Trabalho precário, um drama diário | Justiça nos Trilhos
7 de outubro, 2011

eucaliptos-9156844Leia a reportagem de Brasil de Fato que acompanhou um dia na vida de José da Silva (nome fictício), funcionário da empresa Solo que presta serviços para a Queiroz Galvão, e constatou as péssimas condições de trabalho.
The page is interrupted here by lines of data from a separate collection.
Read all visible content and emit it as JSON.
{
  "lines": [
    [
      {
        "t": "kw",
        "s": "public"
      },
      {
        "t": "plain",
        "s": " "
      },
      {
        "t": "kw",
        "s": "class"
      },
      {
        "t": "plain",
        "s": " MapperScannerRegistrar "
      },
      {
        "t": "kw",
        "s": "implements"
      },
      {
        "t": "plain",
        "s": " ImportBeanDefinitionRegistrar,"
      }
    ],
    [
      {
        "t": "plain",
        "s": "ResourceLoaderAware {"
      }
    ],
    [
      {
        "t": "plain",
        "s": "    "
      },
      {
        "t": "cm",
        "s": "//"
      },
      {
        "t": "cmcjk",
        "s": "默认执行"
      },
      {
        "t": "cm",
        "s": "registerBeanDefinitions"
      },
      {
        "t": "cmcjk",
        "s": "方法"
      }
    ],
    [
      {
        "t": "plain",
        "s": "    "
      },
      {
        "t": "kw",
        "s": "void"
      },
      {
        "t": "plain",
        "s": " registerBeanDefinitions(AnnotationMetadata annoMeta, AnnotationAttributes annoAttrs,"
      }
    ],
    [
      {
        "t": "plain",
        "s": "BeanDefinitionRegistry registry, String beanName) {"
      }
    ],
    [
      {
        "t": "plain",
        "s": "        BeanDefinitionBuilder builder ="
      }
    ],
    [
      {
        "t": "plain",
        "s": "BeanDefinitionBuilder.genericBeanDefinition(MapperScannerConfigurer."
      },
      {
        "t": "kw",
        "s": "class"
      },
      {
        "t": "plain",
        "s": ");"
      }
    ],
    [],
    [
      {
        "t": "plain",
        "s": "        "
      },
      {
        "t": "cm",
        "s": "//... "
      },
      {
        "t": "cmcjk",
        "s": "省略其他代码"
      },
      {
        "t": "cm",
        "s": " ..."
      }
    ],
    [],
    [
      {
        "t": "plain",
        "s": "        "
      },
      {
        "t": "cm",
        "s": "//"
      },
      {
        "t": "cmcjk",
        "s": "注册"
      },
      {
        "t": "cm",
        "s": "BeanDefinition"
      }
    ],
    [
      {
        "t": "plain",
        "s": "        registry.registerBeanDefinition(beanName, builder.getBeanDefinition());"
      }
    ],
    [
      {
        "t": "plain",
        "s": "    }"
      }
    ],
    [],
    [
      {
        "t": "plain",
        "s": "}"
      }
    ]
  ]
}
São 3h da manhã, e o despertador acorda José da Silva para mais um dia de trabalho. Ele levanta e, em menos de dez minutos, já está pronto para sair. Sua mulher o acompanha até a porta, enquanto os dois filhos dormem numa única rede num cômodo da casa. Caminha por 15 minutos por ruas escuras, sem asfalto, e passa por becos estreitos até chegar à BR 222 (Belém-Brasília), onde pegará o ônibus da empresa Solo. A Solo é uma empresa terceirizada, que presta serviços para plantação de eucalipto à empreendedora Queiroz Galvão, detentora de duas siderúrgicas em Açailândia.

Ao todo são 23 homens que adentram um ônibus em péssimas condições, que os levarão até uma fazenda do município vizinho de Bom Jesus das Selvas (MA). São três horas de viagem, contando com o percurso dos trabalhadores até o local de trabalho.
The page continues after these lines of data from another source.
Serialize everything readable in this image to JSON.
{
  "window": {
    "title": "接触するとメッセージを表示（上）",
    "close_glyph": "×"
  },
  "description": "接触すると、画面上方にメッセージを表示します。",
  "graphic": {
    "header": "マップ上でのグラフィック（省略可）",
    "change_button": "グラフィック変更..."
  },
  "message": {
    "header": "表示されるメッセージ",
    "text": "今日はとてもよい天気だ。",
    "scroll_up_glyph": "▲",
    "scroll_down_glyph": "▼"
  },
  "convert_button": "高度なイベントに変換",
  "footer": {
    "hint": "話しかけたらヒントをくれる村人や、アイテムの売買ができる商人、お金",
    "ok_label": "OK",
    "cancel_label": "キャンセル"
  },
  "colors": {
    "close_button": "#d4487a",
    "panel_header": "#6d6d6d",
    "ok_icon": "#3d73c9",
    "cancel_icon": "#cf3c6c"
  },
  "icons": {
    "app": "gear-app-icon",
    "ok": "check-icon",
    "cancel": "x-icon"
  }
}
“Realmente esse veículo está com problema no freio de uma roda e a barra de direção prestes a estourar, mas fazer o quê? A empresa não dá manutenção, eu sou apenas o motorista”, diz o condutor em tom de preocupação.

“Para as quase seis horas de viagem de ida e volta, o que é pago de hora in itinere a José é apenas uma hora por dia, é o que eu recebo, nada mais do que isso”, diz o trabalhador chateado.

Sofrimento
A precariedade da ida ao trabalho, em um veículo sem segurança, é a primeira parte do que esses trabalhadores ainda sofrerão ao longo do dia. Ao chegar ao local, os funcionários montam barracas onde é servido o lanche da manhã. “Olha o pão que nos dão, duro, quando não embolorado”, diz José mostrando um pão.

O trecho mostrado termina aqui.